EvolutionPipeline — Multi-epoch loop with pluggable EvolutionStrategy driving synthesis → training → evaluation per epoch, with early stopping.
SynthesisPipeline — Data augmentation via filter → dedup → synthesise → split, with DataSynthesiser ABC and TemplateSynthesiser concrete implementation.
TrajectoryDataset — SAR (state-action-reward) capture with TrajectoryItem, TrajectoryStrategy ABC, and DefaultStrategy for message-based extraction.
VeRLTrainer — Concrete Trainer for VeRL-based RL (PPO/GRPO) with VeRLConfig, RewardSpec, and lazy VeRL import.

However, it lacks operator-centric self-optimization — the ability to decompose an agent into individually optimizable units (operators) and iteratively improve their parameters (prompts, tool descriptions, memory configs) using textual gradients.

Agent-core (openjiuwen/agent_evolving/) provides a production-grade implementation:

Operator ABC — Atomic execution and optimization unit with get_tunables(), set_parameter(), get_state()/load_state(), and invoke().
Domain Optimizers — InstructionOptimizer (LLM prompts), ToolOptimizerBase (tool descriptions), MemoryOptimizerBase (memory configs) with textual gradient backward/step pipeline.
Updaters — SingleDimUpdater (one optimizer) and MultiDimUpdater (multi-domain composition with attribution).
Trainer — Orchestrates forward pass → trajectory extraction → update generation → candidate selection → checkpointing.
Trajectory Extraction — TracerTrajectoryExtractor builds DAG-linked TrajectoryStep sequences from session tracer spans.
Checkpointing — EvolveCheckpoint with operator state persistence and resume.
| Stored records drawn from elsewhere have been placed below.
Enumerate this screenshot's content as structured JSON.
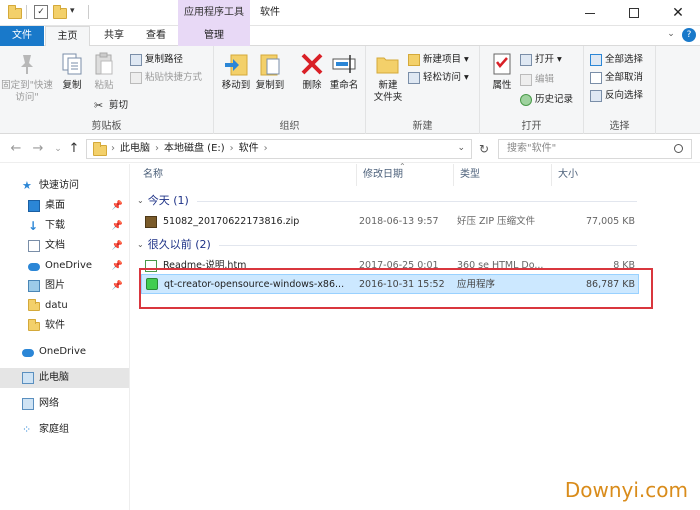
{
  "titlebar": {
    "context_group": "应用程序工具",
    "title": "软件",
    "help": "?"
  },
  "tabs": {
    "file": "文件",
    "home": "主页",
    "share": "共享",
    "view": "查看",
    "manage": "管理"
  },
  "ribbon": {
    "clipboard": {
      "label": "剪贴板",
      "pin": "固定到\"快速访问\"",
      "copy": "复制",
      "paste": "粘贴",
      "copy_path": "复制路径",
      "paste_shortcut": "粘贴快捷方式",
      "cut": "剪切"
    },
    "organize": {
      "label": "组织",
      "move_to": "移动到",
      "copy_to": "复制到",
      "delete": "删除",
      "rename": "重命名"
    },
    "new": {
      "label": "新建",
      "new_folder": "新建\n文件夹",
      "new_item": "新建项目 ▾",
      "easy_access": "轻松访问 ▾"
    },
    "open": {
      "label": "打开",
      "properties": "属性",
      "open": "打开 ▾",
      "edit": "编辑",
      "history": "历史记录"
    },
    "select": {
      "label": "选择",
      "select_all": "全部选择",
      "select_none": "全部取消",
      "invert": "反向选择"
    }
  },
  "address": {
    "path": [
      "此电脑",
      "本地磁盘 (E:)",
      "软件"
    ],
    "search_placeholder": "搜索\"软件\""
  },
  "nav": [
    {
      "label": "快速访问",
      "pinned": false
    },
    {
      "label": "桌面",
      "pinned": true
    },
    {
      "label": "下载",
      "pinned": true
    },
    {
      "label": "文档",
      "pinned": true
    },
    {
      "label": "OneDrive",
      "pinned": true
    },
    {
      "label": "图片",
      "pinned": true
    },
    {
      "label": "datu",
      "pinned": false
    },
    {
      "label": "软件",
      "pinned": false
    },
    {
      "label": "OneDrive",
      "pinned": false
    },
    {
      "label": "此电脑",
      "pinned": false
    },
    {
      "label": "网络",
      "pinned": false
    },
    {
      "label": "家庭组",
      "pinned": false
    }
  ],
  "columns": {
    "name": "名称",
    "date": "修改日期",
    "type": "类型",
    "size": "大小"
  },
  "groups": [
    {
      "title": "今天 (1)",
      "files": [
        {
          "name": "51082_20170622173816.zip",
          "date": "2018-06-13 9:57",
          "type": "好压 ZIP 压缩文件",
          "size": "77,005 KB"
        }
      ]
    },
    {
      "title": "很久以前 (2)",
      "files": [
        {
          "name": "Readme-说明.htm",
          "date": "2017-06-25 0:01",
          "type": "360 se HTML Do...",
          "size": "8 KB"
        },
        {
          "name": "qt-creator-opensource-windows-x86...",
          "date": "2016-10-31 15:52",
          "type": "应用程序",
          "size": "86,787 KB"
        }
      ]
    }
  ],
  "watermark": "Downyi.com"
}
This document designs how the operator pattern and self-optimization integrate with Exo’s existing training architecture.

2. Key Decision: Operator Pattern Adds Alongside Existing EvolutionStrategy

Option A — Replace EvolutionStrategy with Operator/Updater pattern (rejected)

Replace the existing EvolutionStrategy ABC with the operator-centric optimizer pattern. This would break all existing strategy implementations and remove the simpler synthesis → training → evaluation workflow that works well for straightforward fine-tuning scenarios.

Option B — Add operator pattern as new modules alongside existing abstractions (chosen)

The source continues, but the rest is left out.